As a Jew and an Israeli citizen, I thought I might go back to Israel if things got really bad, but the new far-right government’s most popular star has vowed to expel “disloyal” Jews like me as well as “disloyal” Arabs. So I sit here and cry and wait for the end.

But neither I nor you, dear reader, can really afford to “sit here and cry and wait for the end.” We actually have no choice but to stand and fight, whether in America, in Israel, in India, in Italy, in Hungary, or anywhere else threatened by the new Nationalist-Populist fascism, which is to say, virtually everywhere. What does resistance consist of? This is something we must discover for ourselves, as it depends on a myriad of ever-changing personal and sociopolitical circumstances. Beware anyone offering a one-size-fits-all solution. I think here of one of my mother’s favorite bits of wisdom, that complex problems always have simple, easy-to-understand, wrong solutions.

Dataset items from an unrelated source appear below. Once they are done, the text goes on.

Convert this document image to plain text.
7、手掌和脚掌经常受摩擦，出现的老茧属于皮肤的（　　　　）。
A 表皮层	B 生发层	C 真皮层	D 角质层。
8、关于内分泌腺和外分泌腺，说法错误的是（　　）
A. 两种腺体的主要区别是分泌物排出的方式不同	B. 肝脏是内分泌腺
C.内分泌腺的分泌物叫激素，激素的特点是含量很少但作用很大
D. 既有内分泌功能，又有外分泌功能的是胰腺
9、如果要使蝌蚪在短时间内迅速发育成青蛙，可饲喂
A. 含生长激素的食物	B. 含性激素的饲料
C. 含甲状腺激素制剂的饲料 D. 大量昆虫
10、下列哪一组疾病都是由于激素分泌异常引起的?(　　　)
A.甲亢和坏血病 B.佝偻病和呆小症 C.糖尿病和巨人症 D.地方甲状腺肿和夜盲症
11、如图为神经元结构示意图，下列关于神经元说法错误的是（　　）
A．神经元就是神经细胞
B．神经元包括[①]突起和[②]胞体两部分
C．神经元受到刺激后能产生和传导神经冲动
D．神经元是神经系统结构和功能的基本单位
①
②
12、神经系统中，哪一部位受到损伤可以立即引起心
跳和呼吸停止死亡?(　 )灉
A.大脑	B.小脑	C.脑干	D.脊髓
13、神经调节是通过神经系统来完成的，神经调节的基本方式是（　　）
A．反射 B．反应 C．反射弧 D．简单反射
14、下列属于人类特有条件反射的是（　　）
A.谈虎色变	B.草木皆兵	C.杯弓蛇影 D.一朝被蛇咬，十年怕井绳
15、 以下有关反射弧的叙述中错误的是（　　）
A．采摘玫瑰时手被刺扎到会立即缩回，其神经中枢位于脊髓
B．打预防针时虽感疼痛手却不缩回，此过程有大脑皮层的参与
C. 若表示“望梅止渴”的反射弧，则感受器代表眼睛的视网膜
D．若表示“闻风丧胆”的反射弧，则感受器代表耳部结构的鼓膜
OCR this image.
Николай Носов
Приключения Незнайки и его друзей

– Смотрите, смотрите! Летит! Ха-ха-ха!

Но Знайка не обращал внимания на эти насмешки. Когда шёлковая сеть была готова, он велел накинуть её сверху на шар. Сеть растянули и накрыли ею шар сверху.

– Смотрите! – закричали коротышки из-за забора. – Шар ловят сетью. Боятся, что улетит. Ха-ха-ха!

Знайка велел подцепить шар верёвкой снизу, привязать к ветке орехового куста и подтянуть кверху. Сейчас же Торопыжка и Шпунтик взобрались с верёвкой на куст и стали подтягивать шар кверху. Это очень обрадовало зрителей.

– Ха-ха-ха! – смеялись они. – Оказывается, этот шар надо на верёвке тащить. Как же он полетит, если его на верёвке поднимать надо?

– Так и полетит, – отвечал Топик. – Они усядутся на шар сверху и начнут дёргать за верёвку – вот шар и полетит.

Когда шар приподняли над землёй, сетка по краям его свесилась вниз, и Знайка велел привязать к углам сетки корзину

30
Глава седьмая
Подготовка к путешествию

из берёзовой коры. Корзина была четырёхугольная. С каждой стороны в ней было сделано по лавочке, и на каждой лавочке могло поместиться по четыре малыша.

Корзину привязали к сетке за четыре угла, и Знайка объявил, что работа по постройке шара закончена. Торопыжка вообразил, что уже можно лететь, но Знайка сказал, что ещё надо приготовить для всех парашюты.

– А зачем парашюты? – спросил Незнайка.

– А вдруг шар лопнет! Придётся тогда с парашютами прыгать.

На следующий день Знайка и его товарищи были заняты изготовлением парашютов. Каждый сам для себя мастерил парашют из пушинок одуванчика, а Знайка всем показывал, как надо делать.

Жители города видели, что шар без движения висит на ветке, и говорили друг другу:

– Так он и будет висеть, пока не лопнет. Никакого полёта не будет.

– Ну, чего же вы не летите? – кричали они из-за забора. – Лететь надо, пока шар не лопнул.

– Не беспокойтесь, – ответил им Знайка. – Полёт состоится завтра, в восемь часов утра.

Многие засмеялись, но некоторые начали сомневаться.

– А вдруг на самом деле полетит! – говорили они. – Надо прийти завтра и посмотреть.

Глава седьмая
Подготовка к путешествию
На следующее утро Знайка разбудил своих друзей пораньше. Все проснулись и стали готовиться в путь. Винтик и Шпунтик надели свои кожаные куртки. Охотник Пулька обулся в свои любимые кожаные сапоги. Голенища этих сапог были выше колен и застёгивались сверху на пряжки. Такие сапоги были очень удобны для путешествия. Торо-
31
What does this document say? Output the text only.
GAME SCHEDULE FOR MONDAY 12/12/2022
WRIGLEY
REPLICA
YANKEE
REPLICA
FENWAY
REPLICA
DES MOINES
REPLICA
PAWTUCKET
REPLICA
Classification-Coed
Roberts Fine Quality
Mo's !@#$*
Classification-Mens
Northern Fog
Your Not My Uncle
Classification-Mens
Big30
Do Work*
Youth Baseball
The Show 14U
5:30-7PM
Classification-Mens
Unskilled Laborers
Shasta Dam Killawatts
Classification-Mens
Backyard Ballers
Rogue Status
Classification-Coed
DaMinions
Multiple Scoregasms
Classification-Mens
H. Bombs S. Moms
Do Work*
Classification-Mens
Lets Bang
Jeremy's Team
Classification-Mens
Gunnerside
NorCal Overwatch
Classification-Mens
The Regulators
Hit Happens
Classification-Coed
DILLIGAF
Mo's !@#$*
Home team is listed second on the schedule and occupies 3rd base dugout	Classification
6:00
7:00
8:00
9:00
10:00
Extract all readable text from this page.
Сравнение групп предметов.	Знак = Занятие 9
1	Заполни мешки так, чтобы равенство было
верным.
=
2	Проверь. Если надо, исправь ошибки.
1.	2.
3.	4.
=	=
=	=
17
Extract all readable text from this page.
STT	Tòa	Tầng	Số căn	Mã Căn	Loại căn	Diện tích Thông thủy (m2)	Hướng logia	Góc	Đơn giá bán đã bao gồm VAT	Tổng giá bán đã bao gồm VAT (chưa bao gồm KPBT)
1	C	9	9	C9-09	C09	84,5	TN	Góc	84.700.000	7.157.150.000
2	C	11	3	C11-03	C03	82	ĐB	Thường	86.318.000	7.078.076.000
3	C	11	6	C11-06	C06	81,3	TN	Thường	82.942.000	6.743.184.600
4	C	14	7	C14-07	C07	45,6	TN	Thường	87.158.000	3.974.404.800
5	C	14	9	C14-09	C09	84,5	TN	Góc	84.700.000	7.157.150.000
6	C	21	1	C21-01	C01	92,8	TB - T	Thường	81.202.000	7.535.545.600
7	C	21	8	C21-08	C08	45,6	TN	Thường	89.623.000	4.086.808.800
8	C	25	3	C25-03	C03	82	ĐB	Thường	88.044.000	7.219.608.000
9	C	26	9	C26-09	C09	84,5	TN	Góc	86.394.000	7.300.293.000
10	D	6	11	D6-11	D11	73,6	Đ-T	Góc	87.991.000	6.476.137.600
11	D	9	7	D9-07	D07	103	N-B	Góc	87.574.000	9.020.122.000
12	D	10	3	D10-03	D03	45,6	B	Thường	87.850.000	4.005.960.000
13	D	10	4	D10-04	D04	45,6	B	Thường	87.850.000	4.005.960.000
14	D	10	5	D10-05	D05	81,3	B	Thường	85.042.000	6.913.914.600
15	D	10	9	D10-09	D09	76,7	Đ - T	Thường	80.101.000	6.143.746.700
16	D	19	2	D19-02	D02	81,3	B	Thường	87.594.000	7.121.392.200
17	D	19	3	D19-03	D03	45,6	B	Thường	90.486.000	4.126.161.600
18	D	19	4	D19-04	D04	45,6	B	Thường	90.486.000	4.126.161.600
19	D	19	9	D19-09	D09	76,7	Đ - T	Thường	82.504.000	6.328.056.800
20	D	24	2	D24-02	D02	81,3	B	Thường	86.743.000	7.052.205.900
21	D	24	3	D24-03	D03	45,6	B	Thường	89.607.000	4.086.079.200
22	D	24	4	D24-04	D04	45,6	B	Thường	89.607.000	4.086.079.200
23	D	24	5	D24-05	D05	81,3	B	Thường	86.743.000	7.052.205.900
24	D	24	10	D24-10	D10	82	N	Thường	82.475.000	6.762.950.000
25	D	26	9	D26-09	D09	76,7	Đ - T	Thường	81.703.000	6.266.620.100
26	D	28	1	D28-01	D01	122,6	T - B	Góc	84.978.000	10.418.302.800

In America, it seems that, barring some unforeseeable, major, last-minute development, the MAGA-tized Republican NaPos are on track to add the U.S. House of Representatives and possibly the Senate to their control of the U.S. Supreme Court, along with an unknowable amount of gains in state and local government. That may leave only the presidency out of their reach for the time being. This will probably happen because a critical mass of the American public is disengaged and apathetic, and a smaller but critical number of others are still behaving as if both parties are just playing at normal politics, so they can afford to vote Republican to express dissatisfaction about the economy.

It seems to me that one implication for a national antifascist strategy is this: Joe Biden is far from perfect. He has made mistakes, and the antifascist side has a duty to speak up when he does. We are not Trump followers to believe the Leader can do no wrong. But this must not turn into friendly fire, and the frantic search to ditch Biden in favor of someone younger and “more electable.” There is no such figure in sight, so all this talk does nothing but put blood in the water for the fascist feeding frenzy. Unite, and we at least have a chance to prevail. Call it a Popular Front, if you want. The overriding priority must be defeating MAGA fascism.

But never, ever scant the local struggle as the national and global struggle goes on. We have to challenge them everywhere. The most hopeful I have felt since this nightmare began was precisely two years ago, on Election Day 2020, when I joined a multiracial voting rights march in Graham, North Carolina, where I took the picture that accompanies this post. No one involved in the civil rights movement has ever had any illusions that positive change would come about quickly and easily. On the other hand, people with attention spans shaped by Twitter are going to get discouraged with the probable results Tuesday night and by every other setback on this road. Our model must be the spirit that animates the civil rights movements, which is kindred to the spirit of the World War II antifascist partisans, the original antifa.

From the Partisans’ Hymn (translated from the original Yiddish, and may our new age of struggle never know such long odds as they did):

Never say this is the end of the road
Wherever a drop of our blood falls, our courage will grow anew
Our triumph will come and our resounding footsteps will proclaim: We are here!